My daughter has epilepsy (the name covering all types of seizures). Her form is named absence seizures or petit mal seizures. They are very easily detected on an EEG as they leave an easily seen pattern and can happen quite frequenly. Without medication my daughter was showing maybe up to 100 a day lasting a few seconds to a minute. No muscle control is lost. There are no convultions. She just looks like she is daydreaming, thinking, or "dazed" when she is having a seizure. I hear that lip smacking can also sometimes occur. She does not realize that she is having or has had a seizure. This is typical. She looks fine, but her brain has effectively "turned off" to all stimuli. If I say something to her, cover her eyes, touch her, ... during a seizure she will have no idea that any of that has happened.

She used to look up in class while working on something and realize that all of the other kids suddenly had other books out. She would miss key explanations. She could not follow requests a lot of the time. (either she had never heard it in the first place, or it had been jogged out of her memory by a seizure)

Safety - These seizures tend to decrease as the person is exercising so they don't really seem to cause a problem.

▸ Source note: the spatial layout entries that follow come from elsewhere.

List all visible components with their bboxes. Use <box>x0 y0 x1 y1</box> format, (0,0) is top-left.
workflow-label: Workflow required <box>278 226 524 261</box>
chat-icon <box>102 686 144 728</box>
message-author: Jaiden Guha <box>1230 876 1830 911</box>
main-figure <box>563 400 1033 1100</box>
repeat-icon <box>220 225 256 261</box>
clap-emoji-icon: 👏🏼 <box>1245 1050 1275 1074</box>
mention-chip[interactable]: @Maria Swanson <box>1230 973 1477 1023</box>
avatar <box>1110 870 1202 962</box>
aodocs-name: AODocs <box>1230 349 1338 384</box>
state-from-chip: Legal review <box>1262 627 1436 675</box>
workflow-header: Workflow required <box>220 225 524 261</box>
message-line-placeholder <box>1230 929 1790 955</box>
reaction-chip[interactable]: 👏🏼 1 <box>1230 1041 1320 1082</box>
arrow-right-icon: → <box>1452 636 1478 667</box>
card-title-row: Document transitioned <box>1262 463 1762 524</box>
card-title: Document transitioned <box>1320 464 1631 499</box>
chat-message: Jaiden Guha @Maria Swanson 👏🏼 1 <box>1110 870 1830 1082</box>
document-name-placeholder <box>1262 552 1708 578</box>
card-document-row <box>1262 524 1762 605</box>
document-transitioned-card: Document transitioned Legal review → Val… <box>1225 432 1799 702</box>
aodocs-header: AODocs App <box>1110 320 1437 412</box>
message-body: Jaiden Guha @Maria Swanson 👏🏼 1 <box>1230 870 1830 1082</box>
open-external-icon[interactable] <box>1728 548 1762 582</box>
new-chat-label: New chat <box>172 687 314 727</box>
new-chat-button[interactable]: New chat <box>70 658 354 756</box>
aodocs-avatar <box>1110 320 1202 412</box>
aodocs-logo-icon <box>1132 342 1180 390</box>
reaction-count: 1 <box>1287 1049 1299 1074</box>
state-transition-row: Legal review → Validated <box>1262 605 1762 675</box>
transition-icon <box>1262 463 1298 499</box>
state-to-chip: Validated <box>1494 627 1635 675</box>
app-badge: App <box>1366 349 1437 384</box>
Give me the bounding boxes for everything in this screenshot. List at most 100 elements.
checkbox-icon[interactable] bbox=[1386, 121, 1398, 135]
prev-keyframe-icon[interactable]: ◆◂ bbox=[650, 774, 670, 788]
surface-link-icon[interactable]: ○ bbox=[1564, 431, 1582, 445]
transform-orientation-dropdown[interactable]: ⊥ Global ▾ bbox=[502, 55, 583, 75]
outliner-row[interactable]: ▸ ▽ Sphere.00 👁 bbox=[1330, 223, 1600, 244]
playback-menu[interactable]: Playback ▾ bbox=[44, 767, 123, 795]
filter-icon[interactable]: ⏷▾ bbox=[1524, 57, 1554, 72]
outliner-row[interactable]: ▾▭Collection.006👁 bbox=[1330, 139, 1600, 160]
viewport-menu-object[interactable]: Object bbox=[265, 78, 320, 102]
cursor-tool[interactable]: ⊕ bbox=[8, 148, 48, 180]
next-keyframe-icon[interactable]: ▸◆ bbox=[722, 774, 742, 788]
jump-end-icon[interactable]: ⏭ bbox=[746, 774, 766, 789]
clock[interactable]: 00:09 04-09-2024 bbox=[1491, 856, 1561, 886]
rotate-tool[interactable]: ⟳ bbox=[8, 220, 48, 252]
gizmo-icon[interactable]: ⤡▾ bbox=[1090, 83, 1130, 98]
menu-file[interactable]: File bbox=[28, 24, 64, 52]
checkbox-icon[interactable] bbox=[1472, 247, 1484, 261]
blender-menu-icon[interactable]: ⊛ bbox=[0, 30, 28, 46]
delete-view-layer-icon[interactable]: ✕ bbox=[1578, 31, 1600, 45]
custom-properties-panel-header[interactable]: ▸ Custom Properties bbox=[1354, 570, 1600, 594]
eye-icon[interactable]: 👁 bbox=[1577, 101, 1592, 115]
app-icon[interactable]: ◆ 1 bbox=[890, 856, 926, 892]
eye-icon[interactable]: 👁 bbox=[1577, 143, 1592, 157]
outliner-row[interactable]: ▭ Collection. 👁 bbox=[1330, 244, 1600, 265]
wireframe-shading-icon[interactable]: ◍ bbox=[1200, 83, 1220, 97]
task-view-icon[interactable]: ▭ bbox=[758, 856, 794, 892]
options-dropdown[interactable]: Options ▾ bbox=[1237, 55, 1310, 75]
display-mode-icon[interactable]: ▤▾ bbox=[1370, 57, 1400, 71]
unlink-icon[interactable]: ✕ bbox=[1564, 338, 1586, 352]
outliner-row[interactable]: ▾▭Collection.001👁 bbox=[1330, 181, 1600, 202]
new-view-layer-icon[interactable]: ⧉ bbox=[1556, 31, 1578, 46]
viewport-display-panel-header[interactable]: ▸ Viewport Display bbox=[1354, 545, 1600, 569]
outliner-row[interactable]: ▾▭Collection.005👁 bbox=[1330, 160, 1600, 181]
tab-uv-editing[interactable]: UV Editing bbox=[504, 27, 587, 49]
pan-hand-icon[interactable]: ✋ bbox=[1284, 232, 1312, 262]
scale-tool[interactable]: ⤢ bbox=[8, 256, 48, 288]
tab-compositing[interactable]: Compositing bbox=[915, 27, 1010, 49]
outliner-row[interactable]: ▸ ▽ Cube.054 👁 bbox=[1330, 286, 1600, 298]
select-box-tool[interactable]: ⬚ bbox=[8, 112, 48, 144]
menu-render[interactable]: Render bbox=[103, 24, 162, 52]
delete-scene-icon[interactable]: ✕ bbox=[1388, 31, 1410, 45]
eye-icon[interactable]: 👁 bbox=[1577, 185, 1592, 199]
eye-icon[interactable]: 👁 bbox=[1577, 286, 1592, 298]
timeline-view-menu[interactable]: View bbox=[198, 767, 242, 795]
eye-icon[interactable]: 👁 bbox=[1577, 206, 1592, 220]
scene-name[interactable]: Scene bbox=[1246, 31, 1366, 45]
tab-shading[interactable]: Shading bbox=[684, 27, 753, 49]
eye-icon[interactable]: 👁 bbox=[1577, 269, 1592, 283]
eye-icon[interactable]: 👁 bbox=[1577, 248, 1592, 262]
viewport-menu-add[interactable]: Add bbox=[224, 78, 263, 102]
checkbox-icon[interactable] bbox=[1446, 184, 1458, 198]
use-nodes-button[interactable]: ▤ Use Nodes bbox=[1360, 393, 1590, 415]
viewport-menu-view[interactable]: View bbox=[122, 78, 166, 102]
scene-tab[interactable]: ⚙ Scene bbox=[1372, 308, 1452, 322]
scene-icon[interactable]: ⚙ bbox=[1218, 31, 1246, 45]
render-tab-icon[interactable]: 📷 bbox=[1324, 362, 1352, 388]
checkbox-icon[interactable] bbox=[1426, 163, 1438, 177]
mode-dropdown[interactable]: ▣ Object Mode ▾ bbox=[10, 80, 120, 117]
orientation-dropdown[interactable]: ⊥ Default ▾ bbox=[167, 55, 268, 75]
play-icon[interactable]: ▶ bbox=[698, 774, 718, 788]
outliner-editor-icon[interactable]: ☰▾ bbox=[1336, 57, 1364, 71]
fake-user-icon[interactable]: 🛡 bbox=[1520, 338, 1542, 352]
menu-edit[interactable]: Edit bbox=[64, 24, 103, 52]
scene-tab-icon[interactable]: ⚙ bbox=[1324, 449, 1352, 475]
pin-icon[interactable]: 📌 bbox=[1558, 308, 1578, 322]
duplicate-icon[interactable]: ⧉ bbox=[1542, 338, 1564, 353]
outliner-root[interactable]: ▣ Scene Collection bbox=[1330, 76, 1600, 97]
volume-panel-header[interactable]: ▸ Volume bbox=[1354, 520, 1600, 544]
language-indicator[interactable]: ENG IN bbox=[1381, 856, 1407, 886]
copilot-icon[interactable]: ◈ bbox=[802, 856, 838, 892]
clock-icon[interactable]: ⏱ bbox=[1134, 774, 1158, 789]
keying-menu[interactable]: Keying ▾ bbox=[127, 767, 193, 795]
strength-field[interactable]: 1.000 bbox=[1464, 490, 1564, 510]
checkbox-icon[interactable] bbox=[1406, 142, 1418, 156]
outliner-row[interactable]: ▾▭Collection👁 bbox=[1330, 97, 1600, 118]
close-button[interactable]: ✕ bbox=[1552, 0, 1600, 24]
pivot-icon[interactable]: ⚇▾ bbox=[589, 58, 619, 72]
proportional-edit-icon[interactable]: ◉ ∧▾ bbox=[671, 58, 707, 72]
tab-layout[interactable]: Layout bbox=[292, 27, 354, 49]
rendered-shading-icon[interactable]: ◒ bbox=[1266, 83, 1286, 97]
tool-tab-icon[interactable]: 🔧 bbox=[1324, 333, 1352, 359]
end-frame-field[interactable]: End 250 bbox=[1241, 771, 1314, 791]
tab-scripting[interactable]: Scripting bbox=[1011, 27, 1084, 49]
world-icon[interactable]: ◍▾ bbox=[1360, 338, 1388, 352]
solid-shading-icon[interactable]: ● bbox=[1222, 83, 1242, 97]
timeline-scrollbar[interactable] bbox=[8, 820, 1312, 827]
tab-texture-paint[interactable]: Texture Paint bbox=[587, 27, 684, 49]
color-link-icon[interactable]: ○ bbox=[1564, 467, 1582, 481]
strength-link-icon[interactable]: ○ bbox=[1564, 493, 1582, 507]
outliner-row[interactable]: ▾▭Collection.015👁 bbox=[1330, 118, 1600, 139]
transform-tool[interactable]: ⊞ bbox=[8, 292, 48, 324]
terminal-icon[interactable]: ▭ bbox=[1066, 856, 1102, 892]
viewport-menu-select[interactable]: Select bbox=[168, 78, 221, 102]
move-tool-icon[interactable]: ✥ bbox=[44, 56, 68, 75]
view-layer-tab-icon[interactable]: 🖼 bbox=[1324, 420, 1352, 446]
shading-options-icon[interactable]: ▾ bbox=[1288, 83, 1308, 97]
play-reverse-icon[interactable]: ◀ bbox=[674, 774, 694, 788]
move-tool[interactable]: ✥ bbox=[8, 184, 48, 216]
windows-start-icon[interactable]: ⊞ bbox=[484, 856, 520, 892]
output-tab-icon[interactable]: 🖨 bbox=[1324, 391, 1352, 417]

She has not had a problem riding bikes, rollerblading, swimming, playing softball... The big safety thing to worry about is that a person with absence seizures is more likely to sometime begin grand mal seizures than the general public. So she only rides bikes with another friend along. She cannot be in water without close supervision (pools of course, but also baths). She may not climb to high places without ropes, etc. She is very involved with sports. We try not to say no to things if we don't have to.

Driving - If the seizures go away (yes kids usually grow out of this) or if they are shown to be controlled by medication, she will be able to drive. If not, she won't.

If you think your son may have these, go to see a good pediatric neurologist. This is very easy to diagnose and easy to control with medication.